Sin embargo, la intensidad de la vida en la biblioteca ocurre por la tarde. A partir de las tres, se llena de niños y de jóvenes que acuden a ella para hacer sus deberes escolares. Las mesas se abarrotan de gente y uno puede observarlos trabajando solos o discutiendo proyectos grupales. Ahí, en la biblioteca, muchos profesores brindan asesorías y repasan las tareas de los días anteriores o refuerzan lo que haya que reforzar. Durante esas horas, la biblioteca se vuelve un lugar con mucha bulla pero ese es el signo de su efectividad y de su mayor importancia.
Por si fuera poco, los fines de semana no paran y, es más, sus actividades se multiplican. Se ofrecen talleres de lectura para niños, recitales de cuenta-cuentos, conciertos de música diversa y hasta clubes para armar “Lego”. La biblioteca se convierte así en un espacio donde los vecinos comienzan a conocerse y se construyen amistades. Por las tardes, suelen haber ciclos de buen cine y, a veces, se programa alguna conferencia o algún recital literario. Cuando no estoy dictando clases, suelo ir a estas bibliotecas y, ahora que escribo, recuerdo con cariño la de Cambridge en Boston y la del condado de Millbrae al sur de San Francisco. Todos los días, al retirarme de esta última, presenciaba otro escenario importante: la puerta de entrada se volvía un lugar de intensas reuniones donde algunos jóvenes montaban sus skates, practicaban piruetas, conversaban de una u otra cosa y planeaban -seguro- algún tipo de trasgresión juvenil. No hay, en las puertas de estas bibliotecas, guachimanes o serenos que prohíban realizar tales actividades. Ahí, en sus afueras, he visto a muchos adolescentes jugar, formar grupos, enamorarse y divertirse durante las tardes.
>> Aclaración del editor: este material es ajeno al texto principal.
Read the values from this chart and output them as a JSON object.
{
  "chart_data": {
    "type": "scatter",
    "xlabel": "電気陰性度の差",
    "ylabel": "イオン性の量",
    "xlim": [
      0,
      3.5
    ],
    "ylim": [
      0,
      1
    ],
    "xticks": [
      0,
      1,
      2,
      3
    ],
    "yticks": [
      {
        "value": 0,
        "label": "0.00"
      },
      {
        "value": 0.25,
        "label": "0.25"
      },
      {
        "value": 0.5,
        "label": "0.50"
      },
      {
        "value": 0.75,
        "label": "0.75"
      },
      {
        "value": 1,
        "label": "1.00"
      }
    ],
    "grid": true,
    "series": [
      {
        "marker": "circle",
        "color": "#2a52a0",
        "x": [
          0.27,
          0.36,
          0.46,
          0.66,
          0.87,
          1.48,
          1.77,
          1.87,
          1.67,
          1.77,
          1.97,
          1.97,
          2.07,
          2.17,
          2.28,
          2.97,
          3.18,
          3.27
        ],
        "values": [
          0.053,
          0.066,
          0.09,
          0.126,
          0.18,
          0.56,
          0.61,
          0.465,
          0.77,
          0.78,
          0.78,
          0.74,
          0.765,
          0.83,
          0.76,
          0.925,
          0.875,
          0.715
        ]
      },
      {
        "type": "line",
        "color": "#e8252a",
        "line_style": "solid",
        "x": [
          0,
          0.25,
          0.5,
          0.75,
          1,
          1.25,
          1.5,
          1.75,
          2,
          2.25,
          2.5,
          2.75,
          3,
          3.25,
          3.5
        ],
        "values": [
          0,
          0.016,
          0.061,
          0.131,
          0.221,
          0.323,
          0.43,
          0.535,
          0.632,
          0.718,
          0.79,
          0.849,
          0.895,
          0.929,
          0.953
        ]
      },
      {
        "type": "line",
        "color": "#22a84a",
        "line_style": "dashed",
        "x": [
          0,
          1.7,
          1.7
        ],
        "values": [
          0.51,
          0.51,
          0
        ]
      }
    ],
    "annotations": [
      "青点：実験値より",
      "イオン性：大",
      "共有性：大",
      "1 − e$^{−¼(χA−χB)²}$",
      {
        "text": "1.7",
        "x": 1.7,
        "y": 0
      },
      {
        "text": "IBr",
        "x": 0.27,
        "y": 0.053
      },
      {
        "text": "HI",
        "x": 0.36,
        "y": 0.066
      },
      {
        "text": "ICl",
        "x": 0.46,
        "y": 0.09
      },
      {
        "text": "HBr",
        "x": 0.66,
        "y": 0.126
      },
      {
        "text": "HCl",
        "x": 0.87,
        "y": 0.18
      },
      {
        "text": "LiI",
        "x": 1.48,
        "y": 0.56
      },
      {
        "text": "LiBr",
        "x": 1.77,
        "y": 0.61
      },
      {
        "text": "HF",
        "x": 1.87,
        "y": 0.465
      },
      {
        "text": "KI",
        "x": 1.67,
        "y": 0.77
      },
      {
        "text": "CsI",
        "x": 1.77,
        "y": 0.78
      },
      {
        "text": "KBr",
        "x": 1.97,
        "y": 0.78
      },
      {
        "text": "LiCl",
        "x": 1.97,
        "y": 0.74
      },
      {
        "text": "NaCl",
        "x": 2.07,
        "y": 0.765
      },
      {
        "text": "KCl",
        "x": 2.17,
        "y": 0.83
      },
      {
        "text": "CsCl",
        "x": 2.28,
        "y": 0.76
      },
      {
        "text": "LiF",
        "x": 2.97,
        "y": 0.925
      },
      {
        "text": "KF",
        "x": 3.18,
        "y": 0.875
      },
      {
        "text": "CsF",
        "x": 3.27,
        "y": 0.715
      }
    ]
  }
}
Digamos entonces (casi teóricamente), que estas bibliotecas se han vuelto espacios donde ocurren cosas que se sitúan más allá del mercado y de sus mandatos autoritarios. De hecho, hay ciudades en América Latina que se transformaron a sí mismas construyendo bibliotecas públicas. Medellín es el ejemplo más conocido, pero en la Argentina estas experiencias son muy intensas y han sido de larga data. En los setentas y en los ochentas, muchas bibliotecas populares trabajaron intensamente por todo el Perú (en Cajamarca se construyeron experiencias valiosísimas) y, hace poco, en SERPAR, retomamos mucho de ese modelo en los llamados centros CREA que, hoy, el alcalde Castañeda está destruyendo impunemente -impunemente- sin que los medios de comunicación le den un importante titular a fin de remarcar el escándalo. Lo que está sucediendo bajo la nueva gestión de Castañeda es realmente indignante y vergonzoso. ¿Cómo es posible que un nuevo alcalde pueda haberse propuesto destruir absolutamente todo lo que hizo la gestión anterior para no dejar rastro de ella? ¿Existe algún tipo de institucionalidad mínima en nuestro país? ¿Existen mecanismos políticos que lo impidan?
Lo que está sucediendo bajo la nueva gestión de Castañeda es realmente indignante y vergonzoso. ¿Cómo es posible que un nuevo alcalde pueda haberse propuesto destruir absolutamente todo lo que hizo la gestión anterior para no dejar rastro de ella?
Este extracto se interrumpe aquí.